Il faut avoir les moyens de partir, mais surtout un point de chute. Olena aussi a déjà un billet d’avion en poche, mais pour la Grèce. La jeune femme, âgée d’une vingtaine d’années, qui était manageuse dans une entreprise de logistique, a décidé de quitter l’Ukraine pour rejoindre son petit ami – « enfin, plutôt [s]on ex-petit ami ».
Comme d’autres jeunes rencontré·es, elle espère pouvoir continuer à toucher son salaire en télétravaillant. Ce qui explique qu’à Budapest et dans d’autres grandes villes des pays riverains, ce soit la razzia sur les locations Airbnb.

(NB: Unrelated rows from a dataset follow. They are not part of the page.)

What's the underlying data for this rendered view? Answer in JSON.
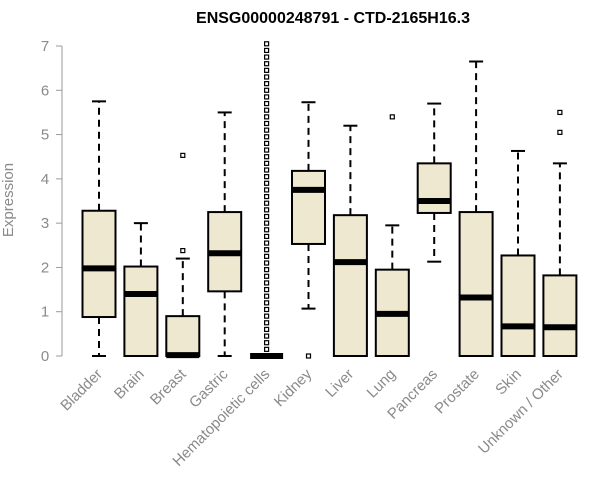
{
  "chart_data": {
    "type": "boxplot",
    "title": "ENSG00000248791 - CTD-2165H16.3",
    "xlabel": "",
    "ylabel": "Expression",
    "ylim": [
      0,
      7
    ],
    "yticks": [
      0,
      1,
      2,
      3,
      4,
      5,
      6,
      7
    ],
    "grid": false,
    "legend": "none",
    "colors": {
      "box_fill": "#efe8d0",
      "stroke": "#000000",
      "axis_text": "#8a8a8a"
    },
    "categories": [
      "Bladder",
      "Brain",
      "Breast",
      "Gastric",
      "Hematopoietic cells",
      "Kidney",
      "Liver",
      "Lung",
      "Pancreas",
      "Prostate",
      "Skin",
      "Unknown / Other"
    ],
    "boxes": [
      {
        "min": 0,
        "q1": 0.88,
        "median": 1.98,
        "q3": 3.28,
        "max": 5.75,
        "outliers": []
      },
      {
        "min": 0,
        "q1": 0,
        "median": 1.4,
        "q3": 2.02,
        "max": 3.0,
        "outliers": []
      },
      {
        "min": 0,
        "q1": 0,
        "median": 0.02,
        "q3": 0.9,
        "max": 2.2,
        "outliers": [
          2.38,
          4.53
        ]
      },
      {
        "min": 0,
        "q1": 1.46,
        "median": 2.32,
        "q3": 3.25,
        "max": 5.5,
        "outliers": []
      },
      {
        "min": 0,
        "q1": 0,
        "median": 0,
        "q3": 0,
        "max": 0,
        "outliers": [
          0.15,
          0.3,
          0.45,
          0.6,
          0.75,
          0.9,
          1.05,
          1.2,
          1.35,
          1.5,
          1.65,
          1.8,
          1.95,
          2.1,
          2.25,
          2.4,
          2.55,
          2.7,
          2.85,
          3.0,
          3.15,
          3.3,
          3.45,
          3.6,
          3.75,
          3.9,
          4.05,
          4.2,
          4.35,
          4.5,
          4.65,
          4.8,
          4.95,
          5.1,
          5.25,
          5.4,
          5.55,
          5.7,
          5.85,
          6.0,
          6.15,
          6.3,
          6.45,
          6.6,
          6.75,
          6.9,
          7.05
        ]
      },
      {
        "min": 1.07,
        "q1": 2.53,
        "median": 3.75,
        "q3": 4.18,
        "max": 5.73,
        "outliers": [
          0.0
        ]
      },
      {
        "min": 0,
        "q1": 0,
        "median": 2.12,
        "q3": 3.18,
        "max": 5.2,
        "outliers": []
      },
      {
        "min": 0,
        "q1": 0,
        "median": 0.95,
        "q3": 1.95,
        "max": 2.95,
        "outliers": [
          5.4
        ]
      },
      {
        "min": 2.13,
        "q1": 3.23,
        "median": 3.5,
        "q3": 4.35,
        "max": 5.7,
        "outliers": []
      },
      {
        "min": 0,
        "q1": 0,
        "median": 1.32,
        "q3": 3.25,
        "max": 6.65,
        "outliers": []
      },
      {
        "min": 0,
        "q1": 0,
        "median": 0.67,
        "q3": 2.27,
        "max": 4.63,
        "outliers": []
      },
      {
        "min": 0,
        "q1": 0,
        "median": 0.65,
        "q3": 1.82,
        "max": 4.35,
        "outliers": [
          5.05,
          5.5
        ]
      }
    ]
  }
}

Quant à Lyudmila, professeure d’allemand, et ses deux enfants, qui habitaient près de l’aéroport de Boryspil ciblé par des bombardements, ils sont attendus par des amis en Allemagne. Là encore, cela sera sans son mari.

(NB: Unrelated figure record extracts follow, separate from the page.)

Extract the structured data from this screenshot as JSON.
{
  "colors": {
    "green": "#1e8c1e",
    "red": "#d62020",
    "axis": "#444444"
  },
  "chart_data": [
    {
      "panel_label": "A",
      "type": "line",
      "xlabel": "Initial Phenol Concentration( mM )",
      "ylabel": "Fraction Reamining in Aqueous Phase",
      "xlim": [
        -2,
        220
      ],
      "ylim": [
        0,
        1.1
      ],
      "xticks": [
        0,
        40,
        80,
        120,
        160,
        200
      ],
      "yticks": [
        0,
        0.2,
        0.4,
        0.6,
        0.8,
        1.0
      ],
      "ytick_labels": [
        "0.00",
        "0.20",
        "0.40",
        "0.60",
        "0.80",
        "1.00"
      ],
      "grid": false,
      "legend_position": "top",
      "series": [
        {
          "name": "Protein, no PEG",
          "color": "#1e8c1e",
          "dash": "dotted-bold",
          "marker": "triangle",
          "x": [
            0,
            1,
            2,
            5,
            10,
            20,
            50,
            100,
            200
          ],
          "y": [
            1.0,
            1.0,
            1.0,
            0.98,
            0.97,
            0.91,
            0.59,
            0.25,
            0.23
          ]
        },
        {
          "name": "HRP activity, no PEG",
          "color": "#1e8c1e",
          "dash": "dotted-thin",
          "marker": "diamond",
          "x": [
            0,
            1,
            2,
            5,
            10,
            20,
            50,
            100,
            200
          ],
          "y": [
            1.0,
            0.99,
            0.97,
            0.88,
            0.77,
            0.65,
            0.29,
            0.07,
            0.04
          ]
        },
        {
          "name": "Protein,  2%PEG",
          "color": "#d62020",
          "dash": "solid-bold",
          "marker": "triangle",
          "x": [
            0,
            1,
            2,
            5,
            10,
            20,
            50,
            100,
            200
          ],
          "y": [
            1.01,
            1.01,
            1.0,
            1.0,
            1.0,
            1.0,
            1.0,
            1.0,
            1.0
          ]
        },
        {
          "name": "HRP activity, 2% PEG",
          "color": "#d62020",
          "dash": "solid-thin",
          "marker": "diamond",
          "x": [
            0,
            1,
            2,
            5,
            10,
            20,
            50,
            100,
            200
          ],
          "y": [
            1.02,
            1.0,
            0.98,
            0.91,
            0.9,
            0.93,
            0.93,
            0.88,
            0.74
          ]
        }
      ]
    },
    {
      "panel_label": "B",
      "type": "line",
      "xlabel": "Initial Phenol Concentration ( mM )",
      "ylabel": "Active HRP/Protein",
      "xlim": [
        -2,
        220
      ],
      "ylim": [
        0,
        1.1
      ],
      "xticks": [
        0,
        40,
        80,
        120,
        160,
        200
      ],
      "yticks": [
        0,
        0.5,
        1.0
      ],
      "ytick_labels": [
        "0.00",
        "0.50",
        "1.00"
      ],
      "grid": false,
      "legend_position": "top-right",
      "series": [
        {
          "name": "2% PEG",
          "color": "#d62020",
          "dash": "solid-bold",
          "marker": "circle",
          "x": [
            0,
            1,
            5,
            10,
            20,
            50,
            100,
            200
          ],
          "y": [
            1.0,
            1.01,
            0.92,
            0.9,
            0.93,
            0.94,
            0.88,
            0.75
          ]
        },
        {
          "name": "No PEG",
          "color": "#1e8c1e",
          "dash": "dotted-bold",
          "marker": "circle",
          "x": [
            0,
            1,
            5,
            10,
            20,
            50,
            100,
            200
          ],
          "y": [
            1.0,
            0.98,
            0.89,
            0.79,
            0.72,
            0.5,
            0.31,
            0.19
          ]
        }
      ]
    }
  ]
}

Lyudmila et ses deux enfants sont attendus par des amis en Allemagne. Son mari est, lui, resté en Ukraine. © Photo Corentin Léotard pour Mediapart
En l’absence de traductrices et traducteurs, la barrière de la langue ralentit souvent la prise en charge des réfugié·es, mais heureusement pour elle, un monsieur retraité qui s’est improvisé chauffeur pour les transporter parle allemand aussi. Le trajet jusqu’à Nyíregyháza, à une heure de route, en sera d’autant plus agréable.
La diaspora des travailleuses et travailleurs ukrainiens, qui sont des dizaines de milliers disséminés en Europe centrale et en Allemagne, est la cheville ouvrière de ce mouvement d’exil. Une véritable flotte est arrivée à la rescousse aux frontières orientales de la Pologne, de la Slovaquie, de la Hongrie et de la Roumanie.

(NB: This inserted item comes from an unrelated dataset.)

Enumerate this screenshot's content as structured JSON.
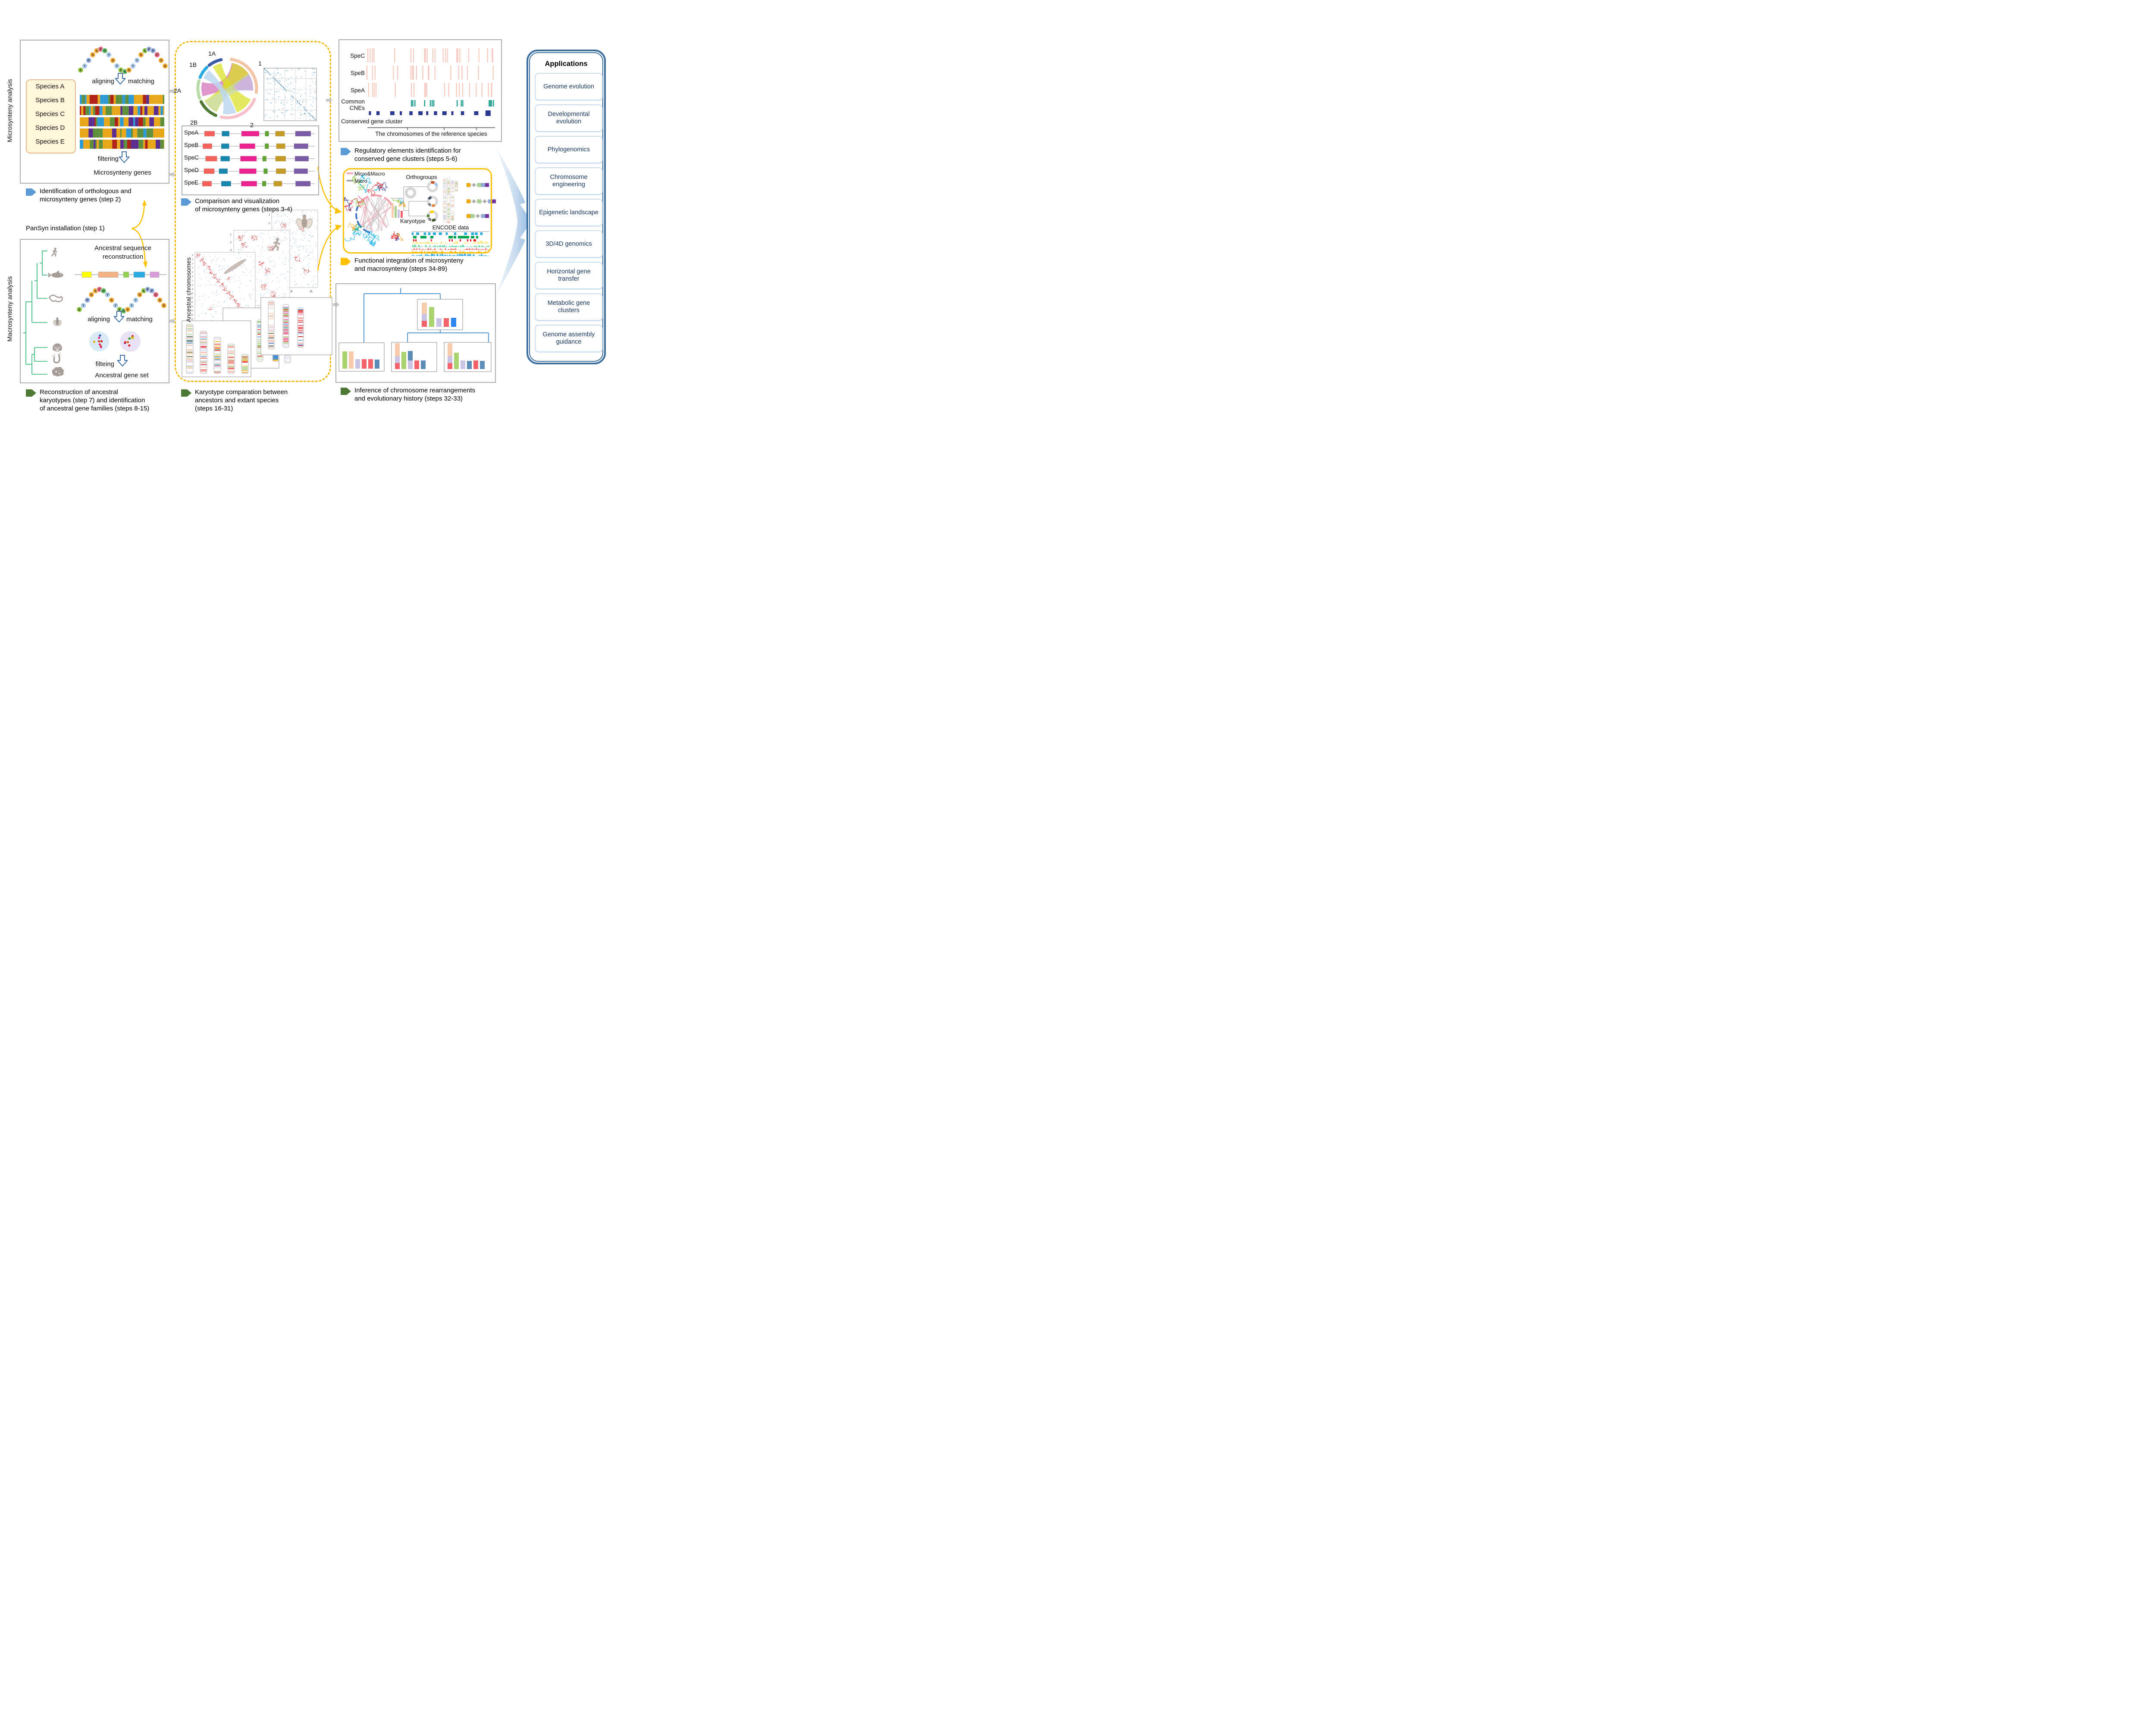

Des véhicules immatriculés dans de nombreux pays d’Europe, surtout en Slovaquie et en Tchéquie, mais aussi en Allemagne et en Italie, se massent sur les bas-côtés de la route qui conduit à la frontière et dans des parkings improvisés.
Angelika, originaire de Munkatchevo en Transcarpatie, est venue depuis Prague, où elle vit depuis 27 ans, pour mettre en sécurité ses filles et ses petits-enfants. « On a confiance dans notre gouvernement, mais ça ne va pas être joli en Ukraine dans les semaines à venir. J’ai passé la frontière pour aller chercher moi-même ma famille en Ukraine », raconte cette sexagénaire. Les valises casées, il ne reste plus que les deux poussettes à charger dans le van.
Arrivée de réfugiés ukrainiens au centre d’accueil de la maison de la culture de Beregsurány en Hongrie, le 26 février 2022. © Photo Corentin Léotard pour Mediapart
Les Hongrois échappent à la conscription
La donne est différente pour les 100 à 150 000 personnes de la minorité magyarophone qui vivent dans la région de Transcarpatie, juste de l’autre côté de la frontière. Grâce aux passeports généreusement distribués par Budapest depuis dix ans, les hommes peuvent sortir du pays. Comme lors des guerres de Yougoslavie dans les années 1990, les jeunes Hongrois fuient la conscription pour une guerre qui n’est pas la leur. Ils avaient été plusieurs dizaines de milliers à quitter la Voïvodine, région septentrionale de la Serbie, et la plupart ne sont jamais revenus.
Bertalan, rencontré dans une auberge où il est arrivé vendredi, espère pouvoir retourner rapidement de l’autre côté de la frontière, mais si la situation dure, il rapatriera sa femme et son fils de dix mois.
Comptable, il va télétravailler en attendant. « Chez les Hongrois, je ne connais personne qui ira se battre pour un gouvernement qui ne respecte pas ses droits », dit-il en faisant allusion à une loi linguistique qui restreint l’usage du hongrois en Ukraine et empoisonne les relations entre Budapest et Kiev. « Ce n’est pas des Russes qu’on a peur, mais des Ukrainiens qui nous mènent la vie dure ! », affirme même Eva, une couturière venue avec sa fille. Depuis samedi, un nombre croissant de familles roms, magyarophones, fuient aussi vers la Hongrie.
Un grand mouvement de solidarité s’est organisé pour aller chercher les gens en voiture à la frontière et les héberger à Budapest. À l’arrière de la voiture qui les conduit vers la capitale hongroise, Natalia, sa copine Irina et son fils de quatre ans se sont rapidement endormis, épuisés par leur périple de deux jours depuis Ivano Frankivsk, par-delà la chaîne des Carpates. Les voilà en sécurité en Espagne depuis dimanche, auprès de la sœur et de la mère de Natalia.